This is a hugely important book for me. When I first read it in 1976 (aged 9), it hadn't previously occurred to me that you could write about stories as well as writing stories, and I also had no idea that Doctor Who had started years before I was born. The bits about how a TV programme is made rather bounced off me at the time (which is ironic given the amount of TV work I actually do these days), but the establishment of Who history here, with semi-canonical names given to the pre-Savages stories for the very first time, remains fascinating as a process - and also to observe what is left out (the six episodes of The Wheel in Space, for instance, are brushed off in seven lines).

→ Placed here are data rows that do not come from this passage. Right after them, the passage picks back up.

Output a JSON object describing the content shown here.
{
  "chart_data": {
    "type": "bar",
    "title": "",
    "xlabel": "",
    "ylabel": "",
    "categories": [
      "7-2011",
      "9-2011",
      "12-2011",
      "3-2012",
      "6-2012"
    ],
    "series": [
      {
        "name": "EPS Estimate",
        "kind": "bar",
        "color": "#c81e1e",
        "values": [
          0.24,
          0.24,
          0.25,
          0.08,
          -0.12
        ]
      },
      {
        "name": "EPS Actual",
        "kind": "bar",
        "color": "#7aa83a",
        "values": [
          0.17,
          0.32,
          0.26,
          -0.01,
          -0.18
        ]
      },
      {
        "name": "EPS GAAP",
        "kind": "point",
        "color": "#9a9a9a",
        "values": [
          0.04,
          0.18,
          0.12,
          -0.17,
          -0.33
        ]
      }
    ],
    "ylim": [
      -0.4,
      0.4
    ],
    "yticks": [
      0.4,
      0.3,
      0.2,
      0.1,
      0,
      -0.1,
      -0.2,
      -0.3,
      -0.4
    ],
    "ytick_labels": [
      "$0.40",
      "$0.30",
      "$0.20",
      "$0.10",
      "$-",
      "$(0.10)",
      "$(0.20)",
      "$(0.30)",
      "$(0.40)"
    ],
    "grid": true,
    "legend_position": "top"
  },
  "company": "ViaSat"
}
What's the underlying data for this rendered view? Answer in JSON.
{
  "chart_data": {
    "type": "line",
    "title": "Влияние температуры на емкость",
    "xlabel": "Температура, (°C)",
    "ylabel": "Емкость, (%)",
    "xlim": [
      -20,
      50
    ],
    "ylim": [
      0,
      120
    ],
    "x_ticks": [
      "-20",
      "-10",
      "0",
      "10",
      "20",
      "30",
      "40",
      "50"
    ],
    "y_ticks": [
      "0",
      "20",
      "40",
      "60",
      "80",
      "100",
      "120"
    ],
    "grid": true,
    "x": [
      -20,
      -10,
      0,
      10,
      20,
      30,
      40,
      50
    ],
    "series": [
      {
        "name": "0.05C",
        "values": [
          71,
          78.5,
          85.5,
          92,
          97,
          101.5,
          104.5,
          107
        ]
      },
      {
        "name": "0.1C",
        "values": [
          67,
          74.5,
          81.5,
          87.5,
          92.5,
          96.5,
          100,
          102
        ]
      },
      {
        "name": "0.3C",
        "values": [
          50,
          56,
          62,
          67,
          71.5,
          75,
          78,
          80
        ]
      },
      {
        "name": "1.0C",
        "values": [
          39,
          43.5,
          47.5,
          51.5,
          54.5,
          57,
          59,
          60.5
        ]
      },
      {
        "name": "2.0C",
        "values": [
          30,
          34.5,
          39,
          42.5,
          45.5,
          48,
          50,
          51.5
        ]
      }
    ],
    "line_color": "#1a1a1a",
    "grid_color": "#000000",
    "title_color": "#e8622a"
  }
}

Now that I have a copy of the
first edition from 1972 as well, it's interesting to compare and contrast. I sense that Dicks took a pretty heavy hand in rewriting almost every chapter of Hulke's original text, sometimes from scratch, sometimes (the chapters on the Daleks and "How To Make A Monster") just with a light touch of editorial improvements. Gone is the nonsense about the Doctor's real name being ∂³∑x², let alone the
bizarre postscript from the Rev. John D. Beckwith, Chaplain to the Bishop of Edmonton; but in comes plentiful cross-referencing to the Target novelisations, which of course were very new then and had not been around at all in 1972.
There is huge nostalgia value to it anyway, but I also think that for what it is trying to be, it is still a good book, and the foundation of Whovian reference books ever since.